Le Tournoi

Film français de Elodie Namer

Avec Michelangelo Passaniti, Lou de Laâge, Magne-Havard Brekke, Adam Corbier, Fabien Libiszewski, Thmas Solivérès, Aliocha Schneider, Viktoria Kozlova, Ana Neborac, Victoire Gonin-Labat, J-Ph. Puymartin





Par Henri Lanoë
 
Sortie le 29-04-2015

Durée: 1h23

 

...et mat !

Après être passée par hypokhâgne, khâgne et la Femis (section scénario), Elodie Namer s’est orientée vers la télévision où elle a participé aux premiers balbutiements de la télé-réalité dans les années 2000. Elle a finalement choisi de revenir vers la littérature pour écrire les scénarios de deux courts-métrages et de nombreuses séries populaires jusqu’à ce qu’elle découvre le monde fascinant des joueurs d’échecs professionnels, au point de consacrer plusieurs mois à l’apprentissage de ce jeu afin d’atteindre un niveau lui permettant de participer à des tournois. Ayant pénétré dans cet univers de codes, de manies et d’un jargon pour initiés, elle a décidé que ce serait le sujet de son premier long-métrage, Le Tournoi.

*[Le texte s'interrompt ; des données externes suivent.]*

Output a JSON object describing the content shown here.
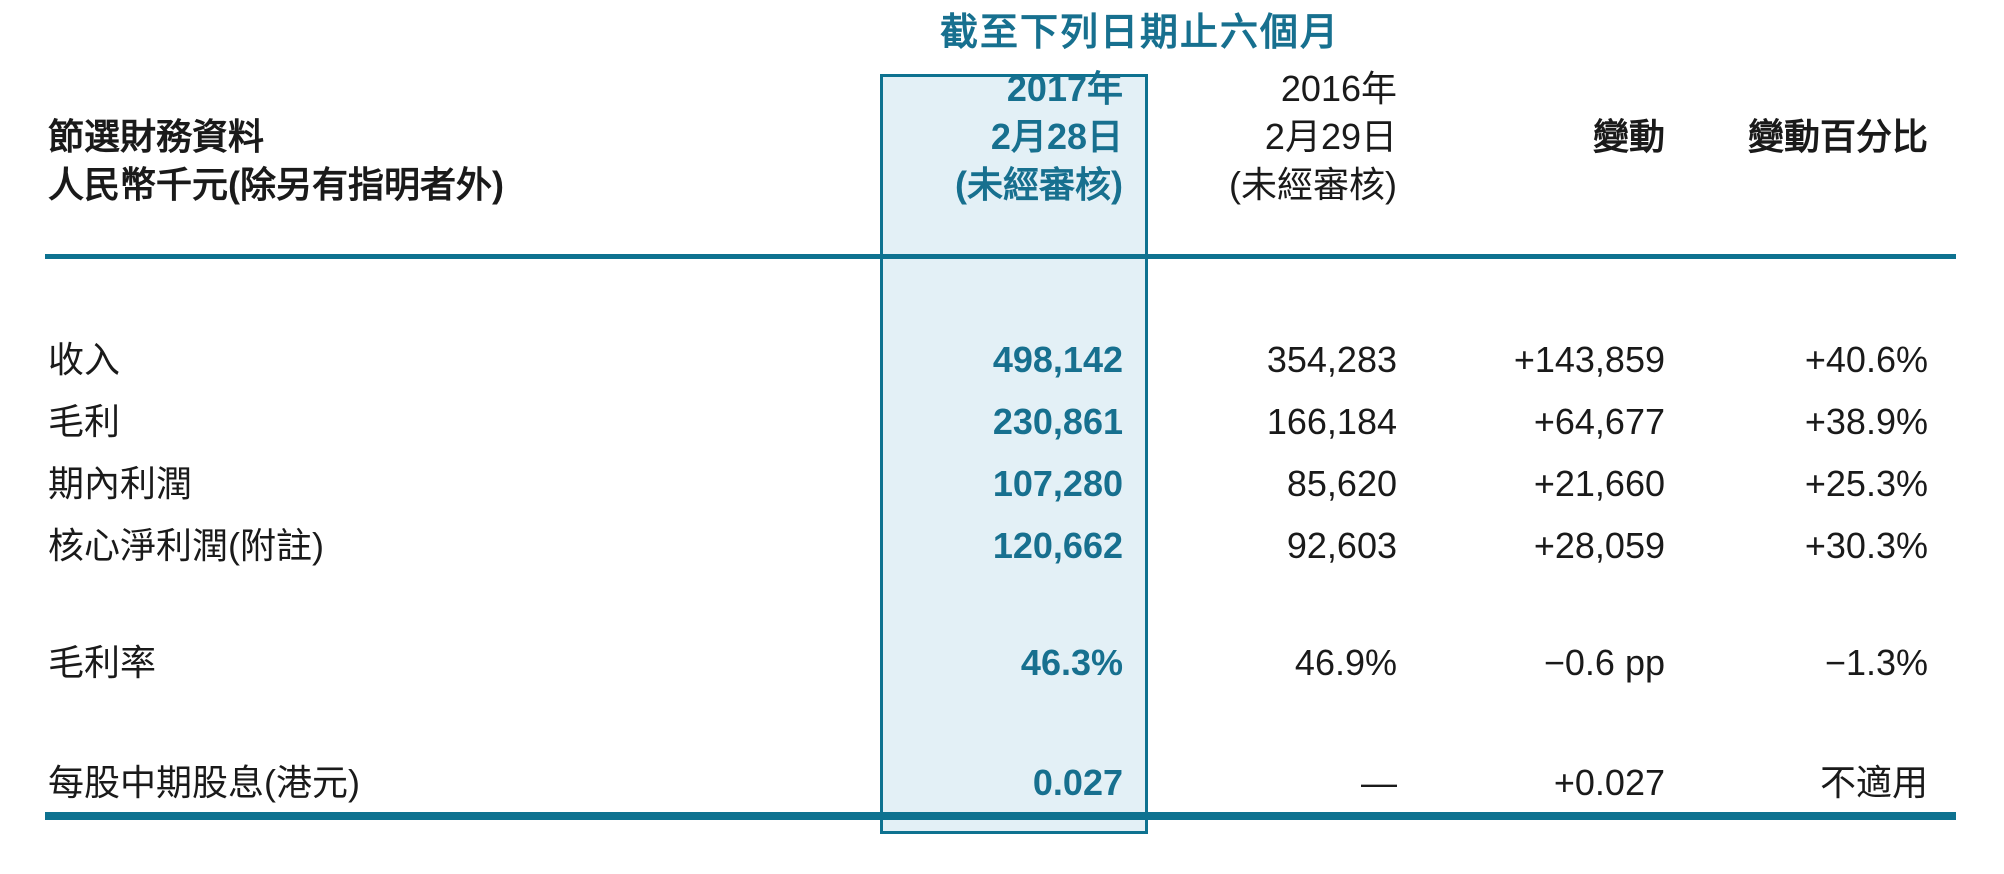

Ce tournoi se déroule durant une semaine en Hongrie, dans un palace de Budapest. Mais les participants ne sont guère disponibles pour le tourisme car ils restent vissés sur place par le déroulement de la compétition. Quoique changeant de lieux en permanence durant toute l’année, ils ont l’impression de ne jamais bouger puisque les palaces succèdent aux palaces et qu’ils se ressemblent tous, évoquant le Grand Budapest Hôtel de Wes Anderson. D’ailleurs, la plupart des participants étrangers sont vêtus de tee-shirts ou de blousons achetés dans les boutiques d’aéroport, car ils n’ont guère le loisir de faire des courses hors de l’hôtel. Ces notations humoristiques permettent d’échapper à l’immense salle où se déroule imperturbablement le tournoi, car la difficulté d’un tel sujet est de rendre intelligible ce film aux spectateurs qui ne connaissent pas les échecs et, surtout, de ne pas les ennuyer. La réalisatrice y parvient en évitant la captation en temps réel des parties engagées grâce à de nécessaires ellipses. Assez rapidement, l’intérêt va se porter sur deux participants : Cal, jeune champion français apparemment invincible et un enfant surdoué et polyglotte de huit ans qui élimine sans problème ses adversaires. Mais avant que la finale ne les réunisse, il faut alimenter l’histoire sans passer son temps à ne voir que des parties interminables dans la salle où s’affrontent les joueurs.

Elodie Namer va donc scénariser les péripéties plutôt répétitives qui se déroulent dans les coulisses du Palace : conflit amoureux entre Cal et sa copine, affrontement entre Cal et son entraîneur, jalousie entre Cal et son équipe, jeux de piscine qui évoquent les G.O. du Club Med, etc. Mais ces affrontements n’aèrent guère l’histoire puisqu’ils se déroulent toujours dans le huis clos bien étanche de l’hôtel. Ils ont pour seul résultat de casser progressivement le moral du héros (qui commence à perdre ses moyens, donc ses parties) et de donner au spectateur l’envie de retourner dans la grande salle où, finalement, se passent des choses plus intéressantes. Enfin arrive la finale attendue contre le gamin génial. N’étant pas spécialiste des tournois de bridge, j’ai été surpris d’y voir Cal comme finaliste après avoir perdu tant de parties auparavant. Contre toute attente, c’est donc sur le scénario qu’on se pose des questions car, en ce qui concerne une première réalisation, Elodie Namer fait preuve d’un savoir-faire digne d’éloges.